Legislation sponsored by New Jersey State Senator Diane Allen (R-Burlington) to establish civil penalties for denying disabled persons accompanied by a service dog access to a public facility has cleared the Senate Health and Human Services Committee. “Charlie’s Law” is named after a service dog assisting Ben Shore, 16, of Cherry Hill. Charlie was last year ordered out of a Florida airport by security guards.
Sen. Diane Allen’s Charlie’s Law is named after a service dog assisting a 16-year-old Cherry Hill resident who was denied access to a Florida airport. (Wikimedia Commons)
“Service animals like Charlie are a necessity, not a luxury,” Senator Allen said. “Every disabled person who relies on a service dog has a legal right to navigate a public space with a highly trained companion that ensures their safety and independence. Without Charlie’s Law, many people who rely on service animals will continue to face discrimination, or delays as they try to seek justice when their rights are violated. This legislation will empower local law enforcement to provide immediate assistance when a person is turned away from a public space because of their service animal.”

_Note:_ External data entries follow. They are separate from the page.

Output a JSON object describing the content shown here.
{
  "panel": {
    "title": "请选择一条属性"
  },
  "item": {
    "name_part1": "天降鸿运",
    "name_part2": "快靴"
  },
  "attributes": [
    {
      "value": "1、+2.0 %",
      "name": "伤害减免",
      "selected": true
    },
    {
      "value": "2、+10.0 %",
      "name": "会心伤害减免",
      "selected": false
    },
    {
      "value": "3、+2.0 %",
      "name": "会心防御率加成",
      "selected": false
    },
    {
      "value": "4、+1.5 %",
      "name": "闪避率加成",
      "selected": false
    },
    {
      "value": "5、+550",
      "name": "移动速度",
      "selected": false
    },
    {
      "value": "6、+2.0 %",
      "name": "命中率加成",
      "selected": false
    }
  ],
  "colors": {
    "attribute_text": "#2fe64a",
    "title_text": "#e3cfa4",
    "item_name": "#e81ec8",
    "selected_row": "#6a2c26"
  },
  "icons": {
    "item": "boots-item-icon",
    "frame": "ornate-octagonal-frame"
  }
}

“Denying access to service dogs is the same as denying access to the disabled who rely on these dogs to live their lives as active members of society,” said Senate President Steve Sweeney. “They aren’t just pets or companions, they are essential to the people they serve. This bill will help to ensure the rights of the disabled are protected and the ability of the service dogs to accompany them is safeguarded.”

To enforce the current statute, the Division of Civil Rights has to conduct an investigation, which is a lengthy process that often isn’t ever finished. Under this bill, the local law enforcement would be required to issue a summons and the municipal court would have authority to impose the penalty.
  • Under current law, any person with a disability accompanied by a service or guide dog trained by a recognized training agency or school is entitled, with his dog, to access all public facilities, subject only to the following conditions:
  • A person with a disability, if accompanied by a service or guide dog, shall keep such dog in his immediate custody at all times;
  • A person with a disability accompanied by a service or guide dog shall not be charged any extra fee or payment for admission to or use of any public facility;
  • A person with a disability who has a service or guide dog in his possession shall be liable for any damages done to the premises of a public facility by such dog.
A person who violates Charlie’s Law, in addition to any other relief or affirmative action provided by law, would be liable to a civil penalty of no less than: $250 for the first violation; $500 for the second violation; and $1,000 for the third and each subsequent violation.

The penalty assessed would be appropriated to the Department of Law and Public Safety to fund educational programs for law enforcement officers on the right of a person with a disability to have a service or guide dog in a place of public accommodation. The bill also requires the Attorney General to establish a public awareness campaign to inform the public about the provisions of the bill.